This article is by Sam Alvis, head of economy at Green Alliance. It is part of our recently published essay collection ‘What does the US Inflation Reduction Act mean for the UK’s green economy?’
The US Inflation Reduction Act has the UK on the backfoot. The government’s immediate response was that the UK simply can’t compete with its fiscal firepower. And, while this unsurprising to those who have long observed the UK’s low rates of public and private investment, the government is right that there are more tools to hand than just subsidies.
But the UK needs to go beyond just opposing subsidies to think about how else it can create the markets that are now fleeing stateside. As Dustin Benton has described, the idea that markets make themselves is for the birds: industrial policy, and a green one at that, is back.
Whether you actually call it ‘industrial strategy’ or a ‘plan for growth’, it is best thought of as a framework rather than a checklist of interventions.
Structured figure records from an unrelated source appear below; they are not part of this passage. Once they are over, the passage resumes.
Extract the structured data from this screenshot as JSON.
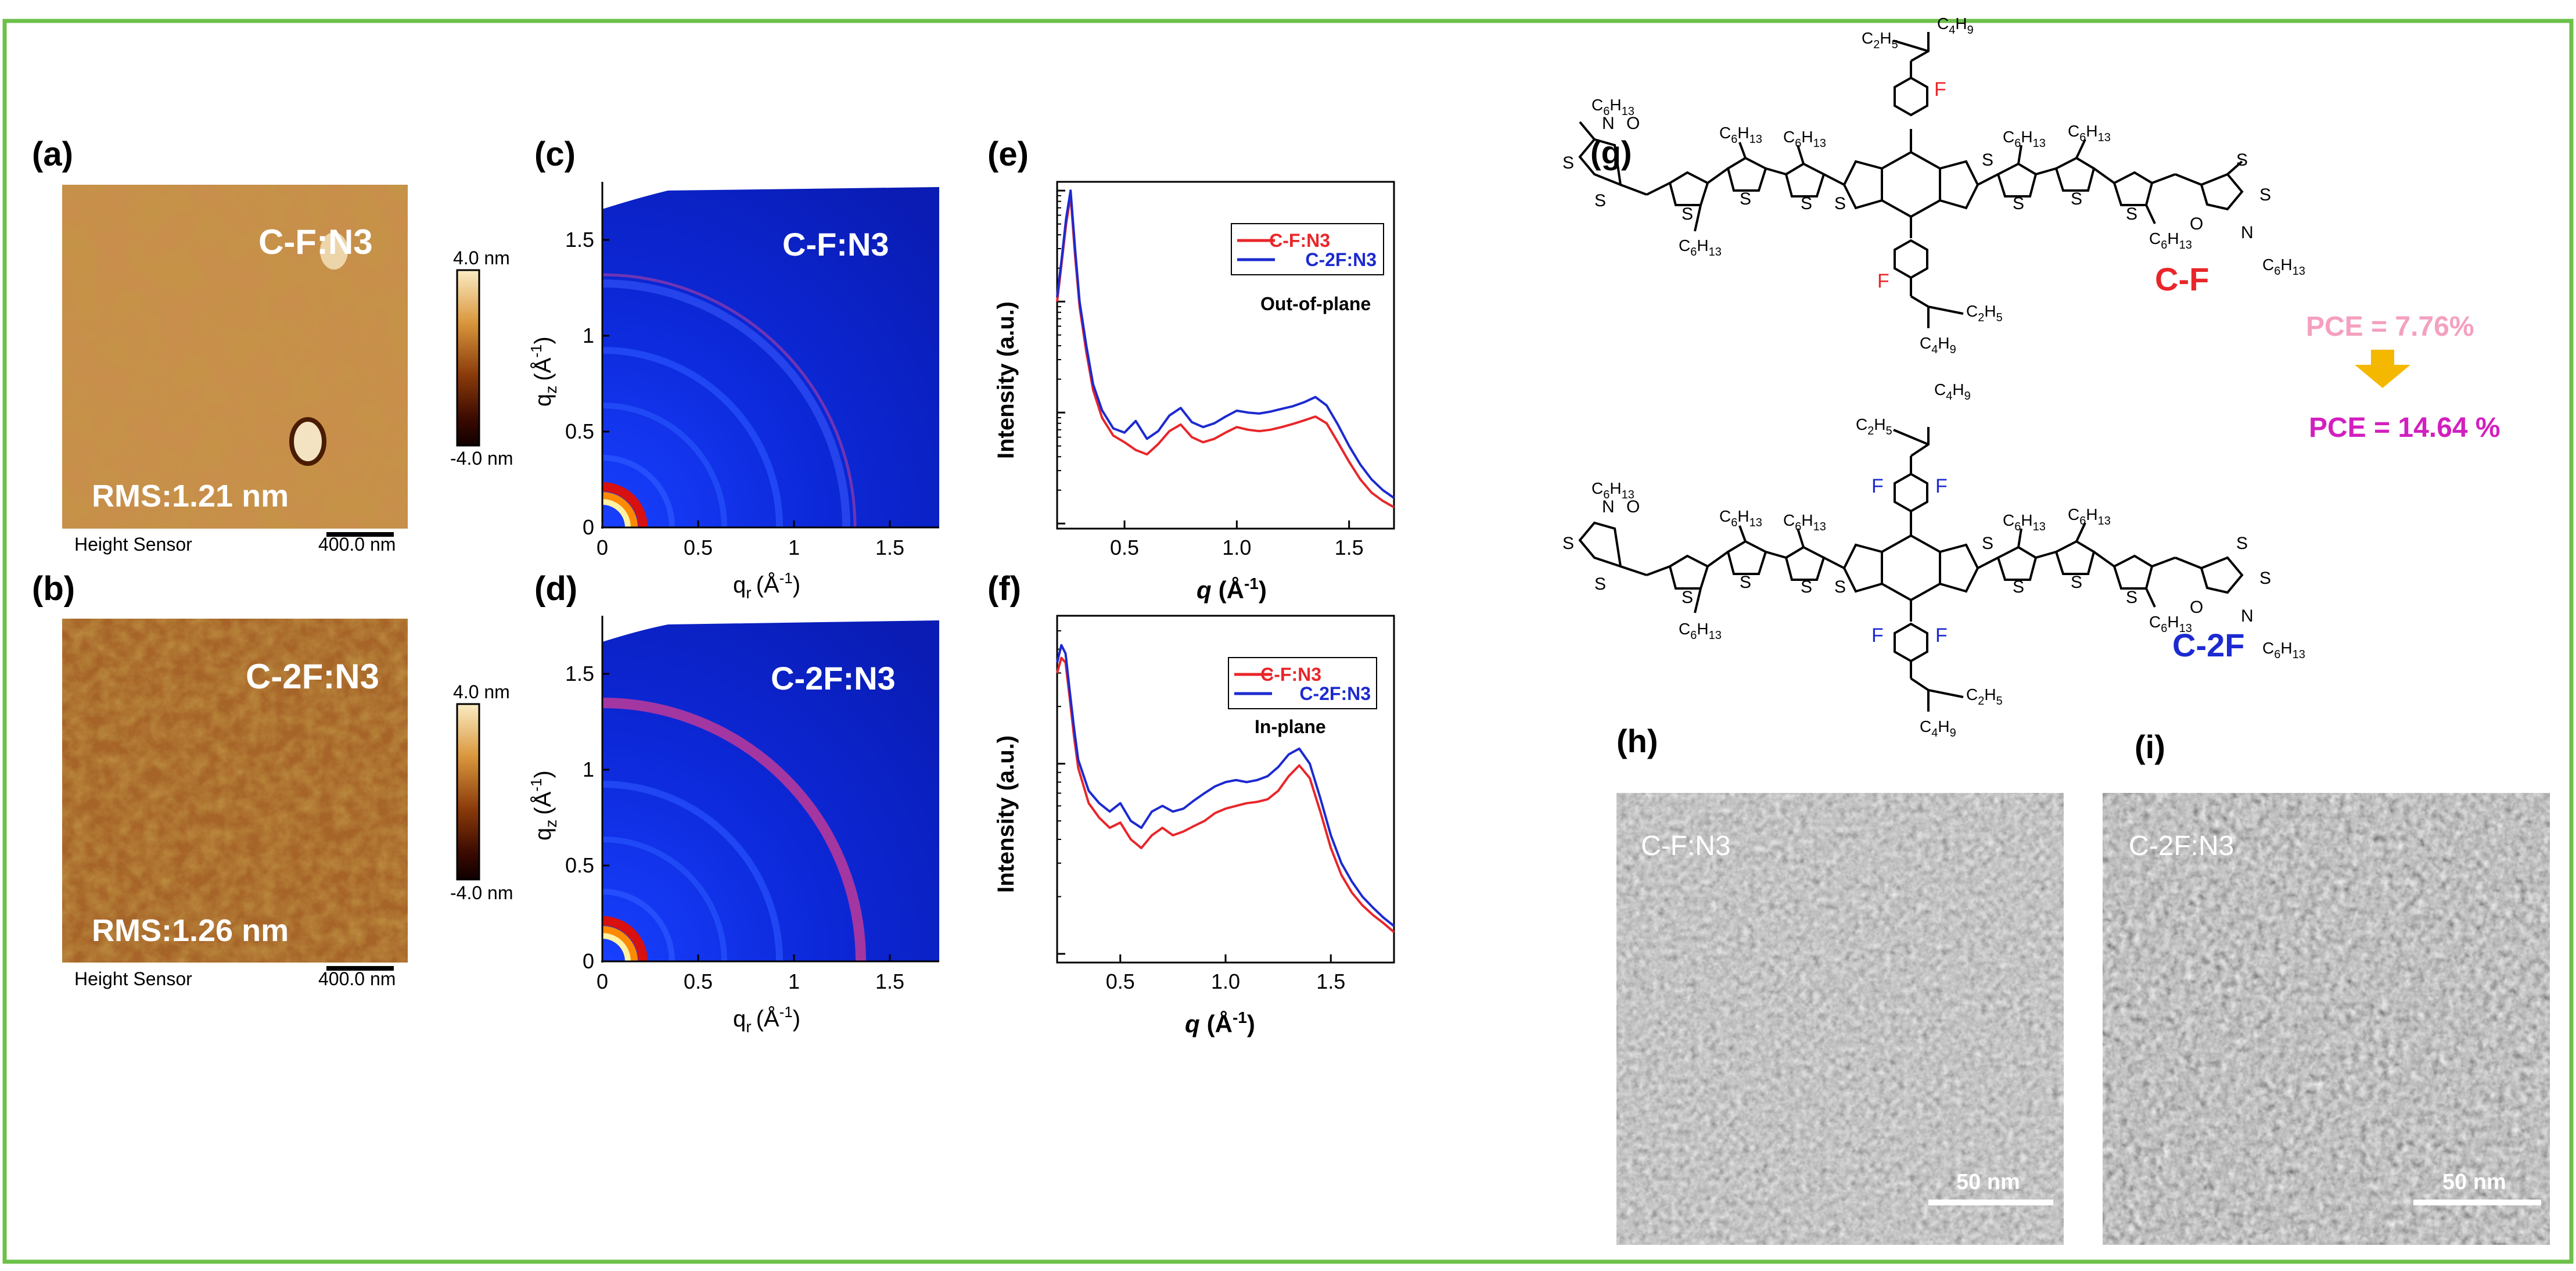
{
  "colors": {
    "border": "#6cc04a",
    "red_series": "#e8262a",
    "blue_series": "#1c2ad0",
    "pce_low": "#f4a0c0",
    "pce_high": "#d21fbf",
    "arrow": "#f5b800",
    "label_cf": "#e8262a",
    "label_c2f": "#1c2ad0"
  },
  "panels": {
    "a": {
      "label": "(a)",
      "sample": "C-F:N3",
      "rms": "RMS:1.21 nm",
      "sensor": "Height Sensor",
      "scalebar": "400.0 nm",
      "colorbar_max": "4.0 nm",
      "colorbar_min": "-4.0 nm"
    },
    "b": {
      "label": "(b)",
      "sample": "C-2F:N3",
      "rms": "RMS:1.26 nm",
      "sensor": "Height Sensor",
      "scalebar": "400.0 nm",
      "colorbar_max": "4.0 nm",
      "colorbar_min": "-4.0 nm"
    },
    "c": {
      "label": "(c)",
      "sample": "C-F:N3",
      "ylabel": "q",
      "ylabel_sub": "z",
      "xlabel": "q",
      "xlabel_sub": "r",
      "unit": "(Å",
      "unit_sup": "-1",
      "unit_close": ")",
      "yticks": [
        "0",
        "0.5",
        "1",
        "1.5"
      ],
      "xticks": [
        "0",
        "0.5",
        "1",
        "1.5"
      ]
    },
    "d": {
      "label": "(d)",
      "sample": "C-2F:N3",
      "ylabel": "q",
      "ylabel_sub": "z",
      "xlabel": "q",
      "xlabel_sub": "r",
      "unit": "(Å",
      "unit_sup": "-1",
      "unit_close": ")",
      "yticks": [
        "0",
        "0.5",
        "1",
        "1.5"
      ],
      "xticks": [
        "0",
        "0.5",
        "1",
        "1.5"
      ]
    },
    "g": {
      "label": "(g)",
      "cf_name": "C-F",
      "c2f_name": "C-2F",
      "pce_cf": "PCE = 7.76%",
      "pce_c2f": "PCE = 14.64 %",
      "atom_S": "S",
      "atom_N": "N",
      "atom_O": "O",
      "atom_F": "F",
      "sub_c6h13_main": "C",
      "sub_c6h13_sub1": "6",
      "sub_c6h13_h": "H",
      "sub_c6h13_sub2": "13",
      "sub_c4h9_sub1": "4",
      "sub_c4h9_sub2": "9",
      "sub_c2h5_sub1": "2",
      "sub_c2h5_sub2": "5"
    },
    "h": {
      "label": "(h)",
      "sample": "C-F:N3",
      "scalebar": "50 nm"
    },
    "i": {
      "label": "(i)",
      "sample": "C-2F:N3",
      "scalebar": "50 nm"
    }
  },
  "chart_data": [
    {
      "id": "e",
      "type": "line",
      "panel_label": "(e)",
      "title": "Out-of-plane",
      "xlabel": "q (Å-1)",
      "xlabel_parts": {
        "q": "q",
        "unit": "(Å",
        "sup": "-1",
        "close": ")"
      },
      "ylabel": "Intensity (a.u.)",
      "yscale": "log",
      "xlim": [
        0.2,
        1.7
      ],
      "ylim": [
        0.9,
        1200
      ],
      "xticks": [
        "0.5",
        "1.0",
        "1.5"
      ],
      "xtick_values": [
        0.5,
        1.0,
        1.5
      ],
      "x": [
        0.2,
        0.22,
        0.24,
        0.26,
        0.28,
        0.3,
        0.33,
        0.36,
        0.4,
        0.45,
        0.5,
        0.55,
        0.6,
        0.65,
        0.7,
        0.75,
        0.8,
        0.85,
        0.9,
        0.95,
        1.0,
        1.05,
        1.1,
        1.15,
        1.2,
        1.25,
        1.3,
        1.35,
        1.4,
        1.45,
        1.5,
        1.55,
        1.6,
        1.65,
        1.7
      ],
      "series": [
        {
          "name": "C-F:N3",
          "color": "#e8262a",
          "values": [
            100,
            220,
            500,
            900,
            260,
            90,
            35,
            16,
            9,
            6.2,
            5.4,
            4.6,
            4.2,
            5.2,
            6.8,
            7.8,
            6.0,
            5.4,
            5.8,
            6.6,
            7.4,
            7.0,
            6.8,
            7.0,
            7.4,
            7.9,
            8.5,
            9.2,
            8.0,
            5.4,
            3.6,
            2.5,
            1.9,
            1.6,
            1.4
          ]
        },
        {
          "name": "C-2F:N3",
          "color": "#1c2ad0",
          "values": [
            110,
            240,
            560,
            1000,
            300,
            100,
            40,
            18,
            10.5,
            7.2,
            6.6,
            8.4,
            5.8,
            6.8,
            9.4,
            11.0,
            8.2,
            7.4,
            8.0,
            9.2,
            10.4,
            10.0,
            9.8,
            10.2,
            10.8,
            11.4,
            12.4,
            13.8,
            11.6,
            7.8,
            5.0,
            3.4,
            2.5,
            2.0,
            1.7
          ]
        }
      ]
    },
    {
      "id": "f",
      "type": "line",
      "panel_label": "(f)",
      "title": "In-plane",
      "xlabel": "q (Å-1)",
      "xlabel_parts": {
        "q": "q",
        "unit": "(Å",
        "sup": "-1",
        "close": ")"
      },
      "ylabel": "Intensity (a.u.)",
      "yscale": "log",
      "xlim": [
        0.2,
        1.8
      ],
      "ylim": [
        0.9,
        60
      ],
      "xticks": [
        "0.5",
        "1.0",
        "1.5"
      ],
      "xtick_values": [
        0.5,
        1.0,
        1.5
      ],
      "x": [
        0.2,
        0.22,
        0.24,
        0.26,
        0.28,
        0.3,
        0.35,
        0.4,
        0.45,
        0.5,
        0.55,
        0.6,
        0.65,
        0.7,
        0.75,
        0.8,
        0.85,
        0.9,
        0.95,
        1.0,
        1.05,
        1.1,
        1.15,
        1.2,
        1.25,
        1.3,
        1.35,
        1.4,
        1.45,
        1.5,
        1.55,
        1.6,
        1.65,
        1.7,
        1.75,
        1.8
      ],
      "series": [
        {
          "name": "C-F:N3",
          "color": "#e8262a",
          "values": [
            30,
            36,
            34,
            22,
            14,
            9.5,
            6.2,
            5.2,
            4.6,
            4.9,
            4.0,
            3.6,
            4.2,
            4.6,
            4.2,
            4.4,
            4.7,
            5.0,
            5.5,
            5.8,
            6.0,
            6.2,
            6.3,
            6.5,
            7.2,
            8.6,
            9.8,
            8.4,
            5.6,
            3.6,
            2.6,
            2.1,
            1.8,
            1.6,
            1.45,
            1.3
          ]
        },
        {
          "name": "C-2F:N3",
          "color": "#1c2ad0",
          "values": [
            34,
            42,
            38,
            24,
            15.5,
            10.5,
            7.2,
            6.2,
            5.6,
            6.2,
            5.0,
            4.6,
            5.6,
            6.0,
            5.6,
            5.8,
            6.4,
            7.0,
            7.6,
            8.0,
            8.2,
            8.0,
            8.2,
            8.6,
            9.6,
            11.2,
            12.0,
            10.0,
            6.6,
            4.2,
            3.0,
            2.4,
            2.0,
            1.75,
            1.55,
            1.4
          ]
        }
      ]
    }
  ]
}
It has to start from the top
Any good industrial policy begins with a strategy, articulating what policy makers are hoping to achieve. This might be decarbonisation, as with the EU or US plans, regional improvements, as the Levelling Up White Paper intends, or strategic autonomy like the recent swathe of semi-conductor strategies.
Much has been written about what makes an effective strategy. Successful ones should be mission orientated with a clear, measurable goal, and be consistent and not constantly changing. Though they can vary in scope and scale, either focusing on sectors, the whole economy or specific cities or regions, or technologies. The success of a strategy is in flexing to meet the needs of a country or region.
This framework and, therefore, the policies that underlie it, will depend on the government of the day. Choosing not to intervene is as much a statement of industrial policy as nationalisation.
What lies beneath?
The table on page 11 attempts to breakdown what the tools underlying a strategy might be, and the relative weight different governments have put on them. It is in two parts, policies that work across the economy (often known as horizontal), and those specific to sectors (vertical).
This table isn’t exhaustive, as Cameron Witten says on page 30, trade policy can be integral. The tax system will have an effect, as will devolution, particularly for place-based strategies. Also not included are ‘softer’ elements of industrial support, like business advice.
The framework masks the diversity of the policies behind it. Take supply side subsidies. These could be direct government department spending or channelled through the UK Infrastructure Bank or the British Business Bank, competition led or formula dictated, as grants, loans or guarantees.
The lesson from the analysis in the table is that, while policy levers are important, how they are used is driven by politics. While the UK has a Plan for Growth, there has been a reluctance for firm and consistent industrial strategy since Theresa May attempted it in 2017. Goals are diffuse and clouded by competing strategies. From the outside it’s hard to tell the hierarchy between the Plan for Growth, Net Zero Strategy and Levelling Up White Paper.
To UK economy watchers, the government’s objections to subsidies are unsurprising. Sufficient public investment has been a longstanding problem which IRA has further exposed. The UK has preferred short term, competitive and limited funding pots. The Automotive Transformation Fund, for example, has been insufficient to scale up UK electric vehicle production (as Helena Bennett notes on page 17). Yet, when the UK has tried long term committed funding, adaptable to changing needs, it has worked. Look at what contracts for difference did for the UK’s offshore wind industry.
Meanwhile, regulation has been soft, often with a preference for voluntary sector led agreements (see the North Sea Transition Deal or the Automotive Sector Deal) rather than the hard measures necessary to create markets, for example in energy efficiency standards.
The US has ultimately turned to subsidies, after years of political deadlock, trying to regulate emissions or introduce carbon pricing. But the UK appears to be turning down spending without trying to regulate properly. Things are even worse on the demand side, where successive UK governments have been very tentative with either regulation or spending to bring costs down for those purchasing green tech.
Other essays in this collection will talk about how to apply industrial policy tools in specific sectors, while Green Alliance will soon release work on the next wave of green industries and how the UK might capture value from them. But looking across the economy, it is clear what is needed.
Small scale, singular interventions are ineffective. Worse, where these are used as rhetorical defences, as with the Boiler Upgrade Scheme, they stymie consideration of broader action. IRA is proving successful not just for its dollars but for its ten year commitment, and the breadth of the sectors is covers. The UK showed the world this was possible with offshore wind but the same consistency has not been applied to other sectors.
The size and comprehensiveness of a much needed UK industrial policy doesn’t only have to be counted in pounds, it should be judged by the number of years, the breadth of the package and the quality of regulation. That’s how the markets will be made, before others get there first.